I’m glad there is someone else in this world who shares my thoughts 100%…I could always relate to Heather…and she said it better than I could…

I’ll like mentally be thinking. “This is fun…” And everything around me and everyone around me will be in good spirits and such… And I realise I’m TELLING myself that it’s a good time. Everything will be great around me and it really will be a good time… But INSIDE me, I’ll be feeling like shit. And it’s like insult to injury cuz when I get back to my room alone and think more on the “great day”… it’s like I am incapable of enjoying truly good things and good times etc. Things I want to like and miss being capable of enjoying etc.
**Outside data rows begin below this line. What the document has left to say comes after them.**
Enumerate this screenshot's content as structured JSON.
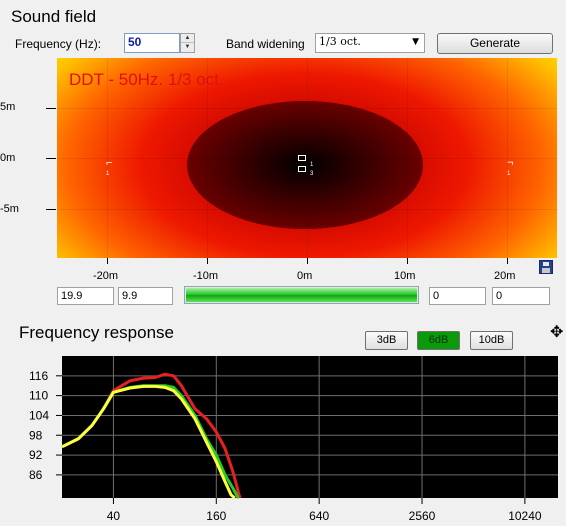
{
  "sound_field": {
    "title": "Sound field",
    "frequency_label": "Frequency (Hz):",
    "frequency_value": "50",
    "band_label": "Band widening",
    "band_value": "1/3 oct.",
    "generate_label": "Generate",
    "overlay_text": "DDT - 50Hz. 1/3 oct.",
    "y_ticks": [
      "5m",
      "0m",
      "-5m"
    ],
    "x_ticks": [
      "-20m",
      "-10m",
      "0m",
      "10m",
      "20m"
    ],
    "source_labels": [
      "1",
      "3"
    ],
    "speaker_left_label": "1",
    "speaker_right_label": "1",
    "field_a": "19.9",
    "field_b": "9.9",
    "field_c": "0",
    "field_d": "0",
    "progress": 1.0
  },
  "freq_response": {
    "title": "Frequency response",
    "buttons": [
      "3dB",
      "6dB",
      "10dB"
    ],
    "active_button": "6dB",
    "colors": {
      "red": "#e82020",
      "green": "#22cc22",
      "yellow": "#ffff40",
      "background": "#000000",
      "grid": "#6e6e6e"
    }
  },
  "chart_data": {
    "type": "line",
    "title": "",
    "xlabel": "",
    "ylabel": "",
    "x_scale": "log",
    "xlim": [
      20,
      16000
    ],
    "ylim": [
      79,
      122
    ],
    "x_ticks": [
      40,
      160,
      640,
      2560,
      10240
    ],
    "y_ticks": [
      116,
      110,
      104,
      98,
      92,
      86
    ],
    "grid": true,
    "series": [
      {
        "color": "red",
        "points": [
          [
            20,
            94.5
          ],
          [
            25,
            97
          ],
          [
            30,
            101
          ],
          [
            35,
            106
          ],
          [
            40,
            111.5
          ],
          [
            50,
            114.5
          ],
          [
            60,
            115.3
          ],
          [
            70,
            115.5
          ],
          [
            80,
            116.5
          ],
          [
            90,
            116
          ],
          [
            100,
            113
          ],
          [
            120,
            106
          ],
          [
            140,
            103
          ],
          [
            160,
            99
          ],
          [
            180,
            94
          ],
          [
            200,
            87
          ],
          [
            220,
            79
          ]
        ]
      },
      {
        "color": "green",
        "points": [
          [
            20,
            94.5
          ],
          [
            25,
            97
          ],
          [
            30,
            101
          ],
          [
            35,
            106
          ],
          [
            40,
            111
          ],
          [
            50,
            112.5
          ],
          [
            60,
            113
          ],
          [
            70,
            113
          ],
          [
            80,
            113
          ],
          [
            90,
            112.5
          ],
          [
            100,
            110
          ],
          [
            120,
            104
          ],
          [
            140,
            97
          ],
          [
            160,
            92
          ],
          [
            180,
            86
          ],
          [
            200,
            82
          ],
          [
            215,
            79
          ]
        ]
      },
      {
        "color": "yellow",
        "points": [
          [
            20,
            94.5
          ],
          [
            25,
            97
          ],
          [
            30,
            101
          ],
          [
            35,
            106
          ],
          [
            40,
            111
          ],
          [
            50,
            112.3
          ],
          [
            60,
            112.8
          ],
          [
            70,
            112.8
          ],
          [
            80,
            112.5
          ],
          [
            90,
            111.5
          ],
          [
            100,
            109
          ],
          [
            120,
            103
          ],
          [
            140,
            96
          ],
          [
            160,
            90
          ],
          [
            180,
            84
          ],
          [
            195,
            80
          ],
          [
            205,
            79
          ]
        ]
      }
    ]
  }
}
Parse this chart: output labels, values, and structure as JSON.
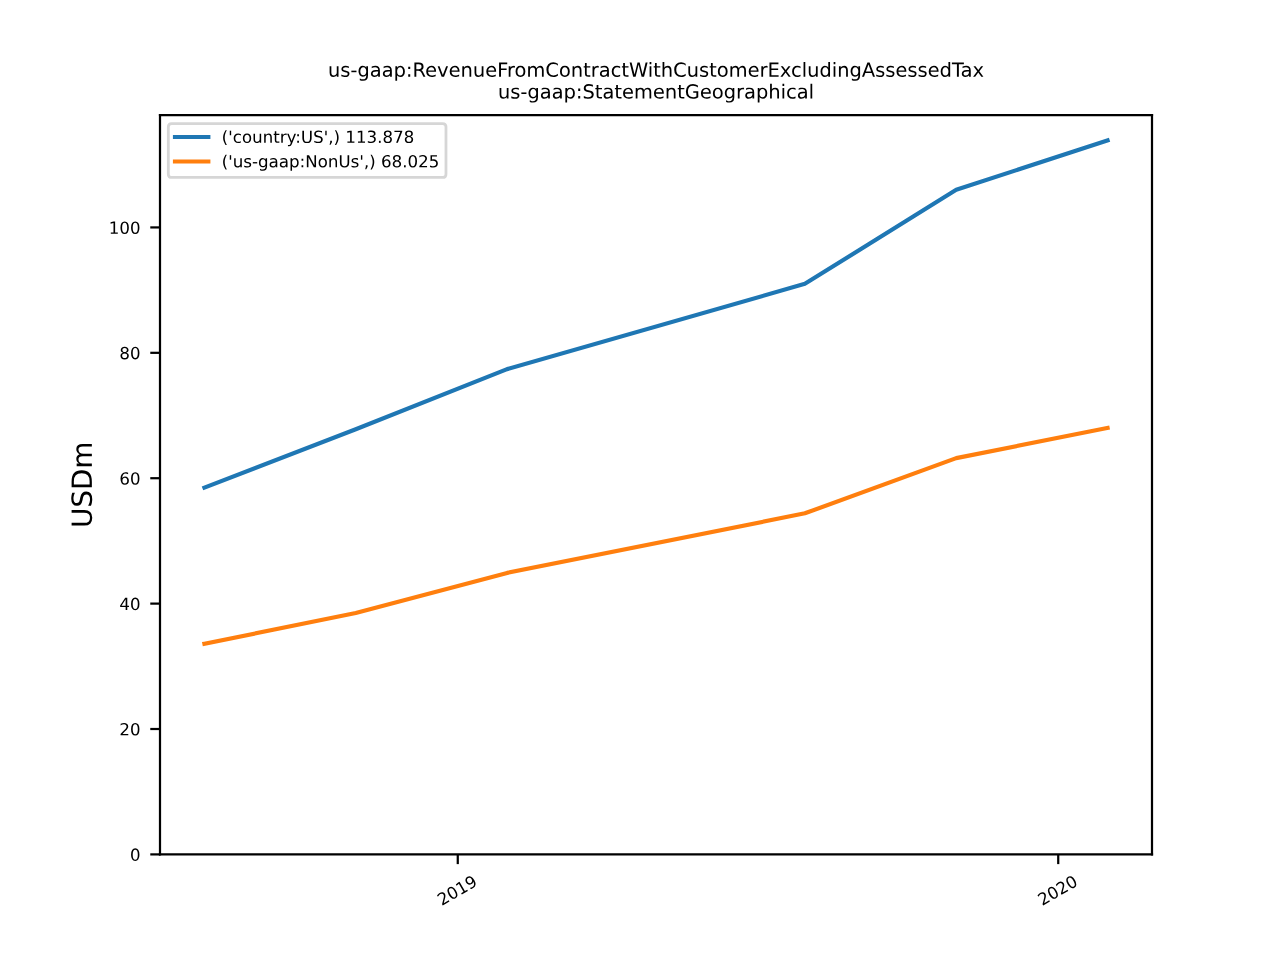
{
  "chart_data": {
    "type": "line",
    "title": "us-gaap:RevenueFromContractWithCustomerExcludingAssessedTax\nus-gaap:StatementGeographical",
    "ylabel": "USDm",
    "x": [
      "2018-07-31",
      "2018-10-31",
      "2019-01-31",
      "2019-07-31",
      "2019-10-31",
      "2020-01-31"
    ],
    "series": [
      {
        "name": "('country:US',) 113.878",
        "color": "#1f77b4",
        "values": [
          58.5,
          67.8,
          77.4,
          91.0,
          106.0,
          113.878
        ]
      },
      {
        "name": "('us-gaap:NonUs',) 68.025",
        "color": "#ff7f0e",
        "values": [
          33.6,
          38.5,
          44.9,
          54.4,
          63.2,
          68.025
        ]
      }
    ],
    "xlim": [
      "2018-07-04",
      "2020-02-27"
    ],
    "xticks": [
      {
        "value": "2019-01-01",
        "label": "2019"
      },
      {
        "value": "2020-01-01",
        "label": "2020"
      }
    ],
    "ylim": [
      0,
      117.9
    ],
    "yticks": [
      0,
      20,
      40,
      60,
      80,
      100
    ],
    "legend": "top left"
  }
}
You know you should be happy there and enjoying every second… But you’re not. Because you can’t. Like you’re incapable. You go out and walk around, eat the good food, look at all the beautiful sights and people you KNOW you love… But you can’t FEEL the joy of it. You’re like on the outside looking in… You can see you’re in a place you love doing what you want, seeing what you want… But it’s like you’re not even there. Cuz you’re not enjoying it. You’re just there, THINKING how you want to be enjoying everything. THINKING how you *should* be enjoying everything… but that’s all it is… Just thinking. Not emotionally experiencing, even though you’re physically there… There’s a HUGE detachment and block.